Rabbi Yehudah HaNasi was the editor of the Mishnah in its final form. He is referred to as “Rebbi,” Teacher par excellence, and as “Rabbeinu HaKadosh,” our Holy Rabbi.
He was the son of Rabbi Shimon ben Gamliel II, and was born eighty years after the destruction of the Second Temple. At the time of his birth, a Roman edict was in place forbidding the practice of “Brit Milah,” Circumcision. However, his mother was on good terms with the Roman governor’s wife, and they agreed to perpetrate a deception upon the Roman authorities.
Yehudah, who had been circumcised, was given temporarily to the wife of the governor, while the Roman child, who of course was uncircumcised, was held by the Jewish mother, completely fooling the authorities, including the governor himself. Later, when that Roman child grew up to become Marcus Aurelius, an enlightened and compassionate ruler, he and Rebbi became close friends, which redounded to the benefit of the Jewish People.
As a child, Yehudah studied Torah under the tutelage of his father, in Usha, and under Rabbi Yehudah ben Ilai of Usha and Rabbi Yaakov ben Kurshai. Later, he studied under Rabbi Shimon bar Yochai in Tekoa, and from Rabbi Yosi ben Chalafta and Rabbi Elazar ben Shamua, viewing Rabbi Meir, as it were, “from the back.” All of his teachers conveyed to him the tradition of halachot, Jewish Laws, from the period of the Anshei Knesset HaGedolah, until Rabbi Akiva.
He established his first Torah academy at Sh’faram; later he moved to Beit Shearim, where he remained for many years. He became sickly, suffering from pain in his teeth, his eyes and finally in his intestines. When his infirmities became more severe, he was advised by his doctors to move to Tzippori, built on a mountain-top, where the air was clear and healthful.
His students were Rabbi Chiya the “Great” Abba Aricha known as “Rav” Rabbah bar bar Chana and Shmuel Yarchinai, a beloved student who also served as his personal physician. He is credited with saying “I learned much from my teachers, more than that did I learn from my colleagues, but most of all from my students!”
As Nasi, he became very wealthy, comparable to Roman rulers. But he gave much of his wealth to the support of the poor. It was said of him, “From the days of Mosheh Rabbeinu till Rabbeinu HaKadosh, there was never found great Torah knowledge combined with great wealth.”

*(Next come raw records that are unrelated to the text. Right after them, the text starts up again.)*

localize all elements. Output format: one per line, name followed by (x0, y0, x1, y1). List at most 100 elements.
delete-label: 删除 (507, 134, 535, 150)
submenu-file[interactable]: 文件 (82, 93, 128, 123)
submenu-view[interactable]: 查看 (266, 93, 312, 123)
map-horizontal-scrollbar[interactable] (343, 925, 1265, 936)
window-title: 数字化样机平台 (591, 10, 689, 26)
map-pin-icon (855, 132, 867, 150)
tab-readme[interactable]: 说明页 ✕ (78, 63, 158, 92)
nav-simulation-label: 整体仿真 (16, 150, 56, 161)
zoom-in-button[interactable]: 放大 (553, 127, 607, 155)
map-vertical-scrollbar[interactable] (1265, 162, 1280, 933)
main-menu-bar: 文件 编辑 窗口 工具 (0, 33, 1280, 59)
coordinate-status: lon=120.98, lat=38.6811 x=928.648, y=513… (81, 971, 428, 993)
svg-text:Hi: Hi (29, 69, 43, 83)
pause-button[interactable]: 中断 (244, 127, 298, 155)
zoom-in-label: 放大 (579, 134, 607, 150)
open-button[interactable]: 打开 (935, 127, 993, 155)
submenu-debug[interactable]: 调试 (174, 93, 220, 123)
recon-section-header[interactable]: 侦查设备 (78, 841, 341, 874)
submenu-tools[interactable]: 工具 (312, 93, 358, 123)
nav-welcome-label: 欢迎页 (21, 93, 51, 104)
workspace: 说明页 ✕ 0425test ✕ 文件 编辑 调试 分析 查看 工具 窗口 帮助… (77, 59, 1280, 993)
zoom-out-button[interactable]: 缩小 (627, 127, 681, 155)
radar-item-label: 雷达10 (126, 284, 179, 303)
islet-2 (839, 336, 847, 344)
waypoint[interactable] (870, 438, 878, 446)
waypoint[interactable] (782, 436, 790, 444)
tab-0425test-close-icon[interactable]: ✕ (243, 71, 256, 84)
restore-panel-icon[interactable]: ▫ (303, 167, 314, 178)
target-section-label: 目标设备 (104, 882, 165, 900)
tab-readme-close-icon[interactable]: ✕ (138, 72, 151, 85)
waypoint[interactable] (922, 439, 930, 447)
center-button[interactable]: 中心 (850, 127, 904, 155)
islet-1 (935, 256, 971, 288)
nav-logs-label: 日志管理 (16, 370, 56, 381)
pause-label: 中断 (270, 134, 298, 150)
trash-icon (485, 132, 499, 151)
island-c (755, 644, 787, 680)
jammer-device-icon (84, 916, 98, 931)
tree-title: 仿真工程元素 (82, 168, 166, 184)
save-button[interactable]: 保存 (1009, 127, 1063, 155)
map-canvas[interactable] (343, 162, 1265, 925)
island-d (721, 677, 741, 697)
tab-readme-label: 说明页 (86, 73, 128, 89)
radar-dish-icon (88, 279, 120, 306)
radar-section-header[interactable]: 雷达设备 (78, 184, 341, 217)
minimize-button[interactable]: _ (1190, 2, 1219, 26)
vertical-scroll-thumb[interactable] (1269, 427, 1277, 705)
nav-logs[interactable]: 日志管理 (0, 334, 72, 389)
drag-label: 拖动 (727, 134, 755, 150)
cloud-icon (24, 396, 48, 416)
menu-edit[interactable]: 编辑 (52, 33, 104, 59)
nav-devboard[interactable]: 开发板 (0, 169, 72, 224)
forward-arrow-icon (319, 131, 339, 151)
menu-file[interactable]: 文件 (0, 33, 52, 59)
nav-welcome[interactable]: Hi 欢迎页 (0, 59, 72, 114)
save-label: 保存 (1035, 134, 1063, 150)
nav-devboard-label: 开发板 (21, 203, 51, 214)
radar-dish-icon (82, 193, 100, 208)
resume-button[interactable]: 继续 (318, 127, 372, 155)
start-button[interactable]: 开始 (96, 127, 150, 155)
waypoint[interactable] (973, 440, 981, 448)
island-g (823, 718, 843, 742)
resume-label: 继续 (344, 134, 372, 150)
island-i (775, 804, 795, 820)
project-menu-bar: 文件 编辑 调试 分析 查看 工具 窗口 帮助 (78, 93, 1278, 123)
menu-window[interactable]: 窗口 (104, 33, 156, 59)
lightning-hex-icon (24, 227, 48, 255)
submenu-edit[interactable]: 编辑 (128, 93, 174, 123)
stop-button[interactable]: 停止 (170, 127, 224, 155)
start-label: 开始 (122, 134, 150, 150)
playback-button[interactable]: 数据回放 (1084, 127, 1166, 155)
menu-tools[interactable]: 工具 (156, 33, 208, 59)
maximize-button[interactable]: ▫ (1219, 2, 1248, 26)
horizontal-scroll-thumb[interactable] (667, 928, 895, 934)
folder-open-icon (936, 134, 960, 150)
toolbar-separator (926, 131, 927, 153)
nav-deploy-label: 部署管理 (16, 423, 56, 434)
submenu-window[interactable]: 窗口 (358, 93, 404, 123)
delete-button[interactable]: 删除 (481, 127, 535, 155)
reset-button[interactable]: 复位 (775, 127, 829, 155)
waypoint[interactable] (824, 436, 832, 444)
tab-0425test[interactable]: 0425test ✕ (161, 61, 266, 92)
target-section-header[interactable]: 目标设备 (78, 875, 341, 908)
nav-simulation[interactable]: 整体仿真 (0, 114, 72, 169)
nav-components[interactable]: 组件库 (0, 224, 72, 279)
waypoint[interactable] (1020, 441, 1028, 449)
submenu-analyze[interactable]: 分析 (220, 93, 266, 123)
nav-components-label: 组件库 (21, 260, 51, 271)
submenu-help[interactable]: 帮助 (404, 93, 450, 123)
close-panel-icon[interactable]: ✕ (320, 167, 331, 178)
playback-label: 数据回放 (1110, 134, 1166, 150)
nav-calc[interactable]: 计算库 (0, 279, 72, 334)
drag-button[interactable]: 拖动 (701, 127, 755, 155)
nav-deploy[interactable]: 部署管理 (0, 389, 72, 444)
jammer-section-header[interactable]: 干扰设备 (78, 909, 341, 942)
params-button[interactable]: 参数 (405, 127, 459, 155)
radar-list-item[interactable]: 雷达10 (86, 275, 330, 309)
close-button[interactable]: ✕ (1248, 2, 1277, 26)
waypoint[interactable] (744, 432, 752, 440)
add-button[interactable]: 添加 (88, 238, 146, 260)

To understand to a small extent Rebbi’s perspective on life, we can turn to his sayings in Pirkei Avot. In Avot (2:1), we find, among other wise admonitions, the following: Calculate the eternal reward for a mitzvah against the temporary loss it may cause, and the eternal cost of a sin against the momentary benefit it may bring. Also, consider three aspects of what is above you, and you will avoid sin. They are:
1. Man’s deeds are observed.
2. His words are heard.
3. He cannot escape the consequences of his behavior because everything he does or says is indelibly recorded.
His Mishnah, which he composed to prevent the loss of Torah knowledge by the Jewish People due to their continuous persecutions, was organized into six sections:
1. Zeraim – basically, the agricultural and related laws and customs of the Jewish People while resident in the Land of Isreal
2. Moed – the laws concerning the holidays of the Jewish People in the time of the Temple and afterwards
3. Nashim – Laws concerning family life observed by the People of Israel
4. Nezikin – Laws concerning the person-to-person relationships among the Jewish People in the areas of business, damages, etc.
5. Kodshim – Laws concerning sacrifices and dietary practices and prohibitions practiced by the Jewish People
6. Taharot – Laws of “family purity” that have watched over the Jewish People throughout the generations
Rebbi died at the age of seventy, having served as Nasi more than thirty years.
When he died, Bar Kappara said, “Angels and humans struggled over the Holy Ark. The Angels overcame the humans, and the Holy Ark has been captured!”